Lambert states definitely that it was hollow and
that only about two-thirds of the curve were
uncovered, the rest turning under a modern wall
on the edge of the site; it was not explored to its
base. Dr. P. Norman states that the W. face of
the bastion was flattened, indicating that the
building was of horse-shoe form.
(16). Near King Edward Street, beneath the
houses on the E. side of the street were discovered
in 1887, the foundations of a hollow semi-circular
tower. They were 5¼ ft. wide, and composed of
Kentish rag with some chalk and a few fragments
of old building-material. The internal measurements were 17¼ ft. by 16 ft. "Some pieces of
worked stone discovered [in the foundations]
showed traces of Norman mouldings and of foliage
of the Early English Period." The staircaseprojection forming part of the existing post-office
building marks the site. This tower is not shown
on Ogilby and Morgan's survey [G. E. Fox, Arch.,
LII, p. 610].
(17). Site of Christ's Hospital, E. end. In
1908–9, part of the base of a solid bastion of slightly
horseshoe plan was found here. It was about 26 ft.

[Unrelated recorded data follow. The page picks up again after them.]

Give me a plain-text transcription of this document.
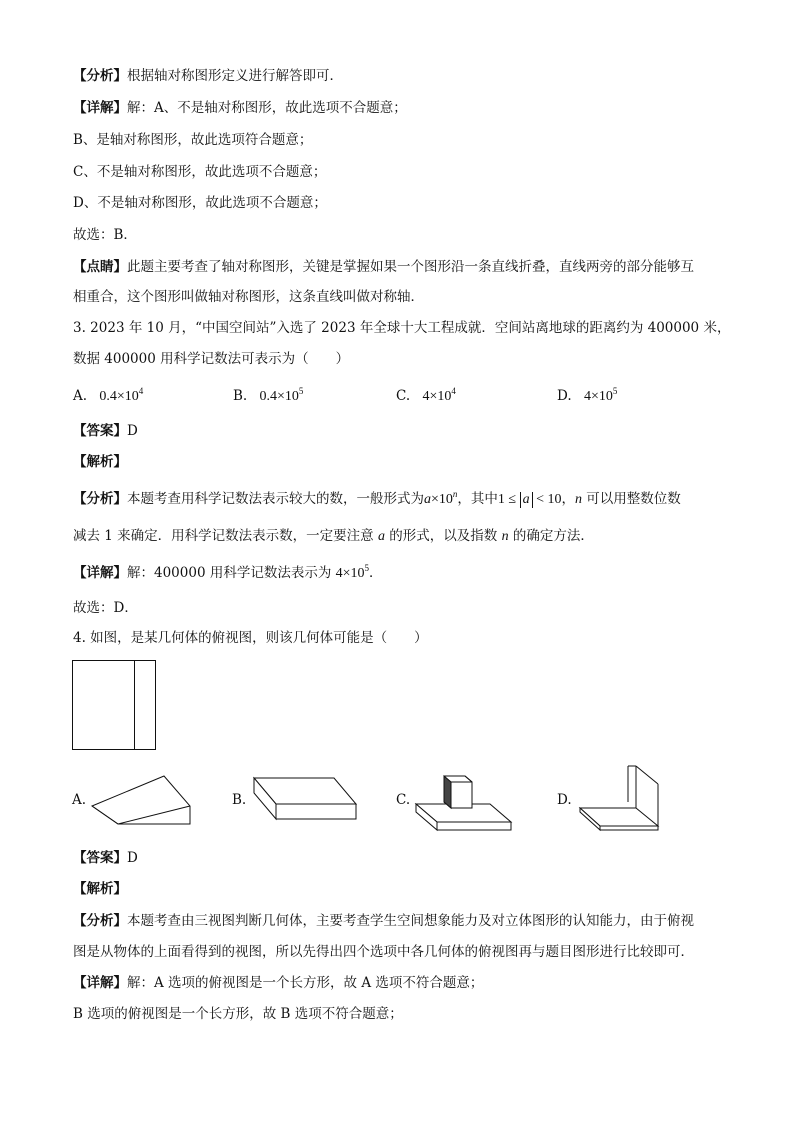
【分析】根据轴对称图形定义进行解答即可．
【详解】解：A、不是轴对称图形，故此选项不合题意；
B、是轴对称图形，故此选项符合题意；
C、不是轴对称图形，故此选项不合题意；
D、不是轴对称图形，故此选项不合题意；
故选：B．
【点睛】此题主要考查了轴对称图形，关键是掌握如果一个图形沿一条直线折叠，直线两旁的部分能够互
相重合，这个图形叫做轴对称图形，这条直线叫做对称轴．
3. 2023 年 10 月，“中国空间站”入选了 2023 年全球十大工程成就．空间站离地球的距离约为 400000 米，
数据 400000 用科学记数法可表示为（　　）
A. $0.4\times 10^4$	B. $0.4\times 10^5$	C. $4\times 10^4$	D. $4\times 10^5$
【答案】D
【解析】
【分析】本题考查用科学记数法表示较大的数，一般形式为$a\times 10^n$，其中1 ≤ a < 10，n 可以用整数位数
减去 1 来确定．用科学记数法表示数，一定要注意 a 的形式，以及指数 n 的确定方法．
【详解】解：400000 用科学记数法表示为 $4\times 10^5$．
故选：D．
4. 如图，是某几何体的俯视图，则该几何体可能是（　　）
A.	B.	C.	D.
【答案】D
【解析】
【分析】本题考查由三视图判断几何体，主要考查学生空间想象能力及对立体图形的认知能力，由于俯视
图是从物体的上面看得到的视图，所以先得出四个选项中各几何体的俯视图再与题目图形进行比较即可．
【详解】解：A 选项的俯视图是一个长方形，故 A 选项不符合题意；
B 选项的俯视图是一个长方形，故 B 选项不符合题意；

in diameter, projected 16 ft., and was built of
random rubble, consisting of rag-stone, flints,
fragments of Roman tile, etc. The foundations
were carried down 7 ft. below the base of the plinth
of the town-wall, and rested on undisturbed ground
[Arch., LXIII, 276].
(18). Site of Christ's Hospital, middle part. The
same excavation (1908–9) uncovered the remains
of a second bastion (Plates 34 and 35), hollow and
of horseshoe plan. Its wall was 5½ ft. thick, and
the internal diameter was 13 ft. The base of the
structure lay at a depth of nearly 10 ft. below the
level of that of the Roman town-wall and was
without footings [Arch., LXIII, 281].
Fig. 28. From Archæologia, LXIII, by permission.
(19). Site of Christ's Hospital, angle bastion
(Plates 34, 36 and 37, and Fig. 28), now preserved
below the courtyard of the G.P.O. It is of
horseshoe plan with a projection of 26 ft., and
is hollow, with walls 7 ft. thick at the base which is
irregular (conforming to pre-existing hollows in the
ground), and reaches a maximum depth of 7 ft.
below the base of the plinth of the Roman townwall. The masonry of the tower was rag-stone set
in good white mortar; no re-used stones were found.
The external face was carefully pointed and
smoothed, whilst the internal face was irregular
and unpointed. The filling of the bastion below
a level of 10 ft. from the present surface, with the
exception of an easily distinguished sump-hole of
the 16th or 17th centuries, contained only Roman
objects. The upper part, which was apparently
the artificial filling of the bastion, included masses
of opus signinum flooring, fragments of rag-stone
with mortar adhering, roofing-tiles, much Roman
pottery, etc. The lower part had apparently not
been disturbed by the building of the bastion, and
represented surface-deposits antedating it. It
contained a few fragments of Roman pottery. This
bastion is shown on Ogilby and Morgan's survey
[Norman and Reader, Arch., p. 286].
(20) and (21). Between Newgate and Ludgate,
two bastions are shown on the map by John Leake,
etc., engraved by Hollar in 1666. The more
northern of the two was opposite Fleet Lane.